You started Cafe Wyrd with a loan from your mom, who was a single parent. There must have been pressure to succeed, yet despite your kitchen experience, you were still pretty green. Can you remember how you felt at the time, and what you told yourself as you got started?
At the time I didn't even register the risk at all, I was blind to it. I thought I was being clever, coming up with a scheme to work and be able to talk to my friends at the same time! But, I definitely registered the pressure to make sure I made that payment on my mom's $5k credit card on time every month, and I worked 18 hours a day for a year to make sure that happened.

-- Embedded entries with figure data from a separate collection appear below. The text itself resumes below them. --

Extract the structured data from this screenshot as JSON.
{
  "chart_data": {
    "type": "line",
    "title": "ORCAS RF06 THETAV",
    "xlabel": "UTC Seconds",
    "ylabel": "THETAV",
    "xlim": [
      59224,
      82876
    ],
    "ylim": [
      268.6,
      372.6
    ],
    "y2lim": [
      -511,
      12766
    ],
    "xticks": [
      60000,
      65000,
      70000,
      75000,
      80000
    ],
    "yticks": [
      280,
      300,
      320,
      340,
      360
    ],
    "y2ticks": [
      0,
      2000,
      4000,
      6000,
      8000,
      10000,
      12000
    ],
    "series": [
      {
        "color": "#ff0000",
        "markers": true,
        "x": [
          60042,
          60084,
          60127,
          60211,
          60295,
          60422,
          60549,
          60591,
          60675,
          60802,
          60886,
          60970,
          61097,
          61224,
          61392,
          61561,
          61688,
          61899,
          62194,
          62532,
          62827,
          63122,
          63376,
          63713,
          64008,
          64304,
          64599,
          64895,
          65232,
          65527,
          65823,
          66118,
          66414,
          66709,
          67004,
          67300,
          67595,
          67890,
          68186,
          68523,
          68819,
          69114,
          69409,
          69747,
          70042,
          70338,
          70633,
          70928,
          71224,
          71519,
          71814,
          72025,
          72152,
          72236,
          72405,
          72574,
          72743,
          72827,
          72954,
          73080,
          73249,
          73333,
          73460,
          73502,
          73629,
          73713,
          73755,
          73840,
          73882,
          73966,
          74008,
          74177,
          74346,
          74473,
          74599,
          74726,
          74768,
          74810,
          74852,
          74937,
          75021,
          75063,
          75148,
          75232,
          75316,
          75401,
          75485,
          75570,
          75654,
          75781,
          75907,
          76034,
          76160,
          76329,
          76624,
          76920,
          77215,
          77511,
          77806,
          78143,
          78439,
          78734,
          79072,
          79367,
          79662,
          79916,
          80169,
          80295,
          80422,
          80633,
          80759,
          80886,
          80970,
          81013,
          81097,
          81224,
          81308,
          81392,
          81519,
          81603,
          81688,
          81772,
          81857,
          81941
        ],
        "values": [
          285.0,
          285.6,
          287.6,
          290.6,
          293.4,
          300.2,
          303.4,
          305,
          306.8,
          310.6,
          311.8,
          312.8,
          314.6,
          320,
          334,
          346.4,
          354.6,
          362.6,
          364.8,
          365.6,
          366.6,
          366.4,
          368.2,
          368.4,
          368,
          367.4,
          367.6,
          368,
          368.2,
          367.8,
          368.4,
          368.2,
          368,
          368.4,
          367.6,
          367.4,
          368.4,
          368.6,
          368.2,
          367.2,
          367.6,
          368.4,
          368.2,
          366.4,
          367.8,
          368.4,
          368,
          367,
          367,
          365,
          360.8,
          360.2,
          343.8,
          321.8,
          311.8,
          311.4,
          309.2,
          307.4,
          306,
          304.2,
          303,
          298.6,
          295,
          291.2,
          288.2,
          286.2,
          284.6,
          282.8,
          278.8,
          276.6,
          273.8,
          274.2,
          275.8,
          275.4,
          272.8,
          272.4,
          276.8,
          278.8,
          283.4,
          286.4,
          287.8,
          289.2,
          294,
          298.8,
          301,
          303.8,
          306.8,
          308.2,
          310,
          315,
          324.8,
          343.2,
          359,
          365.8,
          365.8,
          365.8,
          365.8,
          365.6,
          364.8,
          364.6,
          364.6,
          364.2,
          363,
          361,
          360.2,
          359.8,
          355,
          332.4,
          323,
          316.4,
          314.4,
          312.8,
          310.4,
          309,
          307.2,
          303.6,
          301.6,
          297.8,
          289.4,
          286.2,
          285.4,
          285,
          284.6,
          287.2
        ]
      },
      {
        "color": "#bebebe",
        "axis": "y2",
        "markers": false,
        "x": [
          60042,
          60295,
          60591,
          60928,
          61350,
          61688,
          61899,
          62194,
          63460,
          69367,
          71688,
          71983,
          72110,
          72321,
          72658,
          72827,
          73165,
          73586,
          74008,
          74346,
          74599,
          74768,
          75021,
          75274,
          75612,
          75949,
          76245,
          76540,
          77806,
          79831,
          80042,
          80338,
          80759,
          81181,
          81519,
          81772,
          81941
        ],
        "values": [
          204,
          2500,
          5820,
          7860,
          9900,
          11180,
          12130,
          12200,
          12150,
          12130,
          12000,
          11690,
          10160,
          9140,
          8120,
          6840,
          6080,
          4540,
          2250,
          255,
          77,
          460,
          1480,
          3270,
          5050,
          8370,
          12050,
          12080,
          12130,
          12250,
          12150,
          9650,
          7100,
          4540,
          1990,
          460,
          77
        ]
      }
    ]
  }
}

You are a national leader in restaurant sustainability and the farm-to-table movement. Was there one standout moment when you realized that this was the way forward, or was this passion more of a slow-burn?
I have always been a tree-hugger - now I say I'm tree-hugger with stats! I'd been in business for some time before it dawned on me that I had to change how it was being done. My lightbulb moment was when I went to a talk given by Judy Wicks, the James Beard winner and founder of White Dog Cafe and co-founder of BALLE (Business Alliance for Local Living Economies.) A true food hero!
What she shared about purchasing and sustainability in local farming and economies got me very fired up. I learned that for every one pound of shrimp harvested through bottom-dragging, 13 other pounds of sea life were killed. We removed shrimp from our menu the next day! I told the chef that within the year, all of our proteins would come from local farmers. Not long after, we were serving grass-fed burgers to bowling alley goers.
The restaurant business is not for the faint-hearted. When your Bearcat Bar venture shut several months after launch you said: "It was awesome for a very brief period of time." We love this reframing of what others may have sees as “failure”. How do you approach risk?
Anyone who's known me for a while has seen the Japanese proverb in my email signature line: "fall seven times, stand up eight." I approach most things that way, including business decisions. You just can't let change, even when it's interpreted as a failure, keep you down - there are enough forces out there trying to keep women down as it is!
What I do isn't a game, but I do use the analogy of rugby a lot. In rugby, you are trying to move the ball up the field, and you often lose it. The bulk of the game is trying to get the ball back, and you can't win the game if all you're thinking about is trying not to lose the ball in the first place. You've got to keep moving up the field to score.
What advice do you have for women who want to start or change something in their lives, but they're not sure where to begin?
Ask for help, connect with your peers and advisors, and DO IT!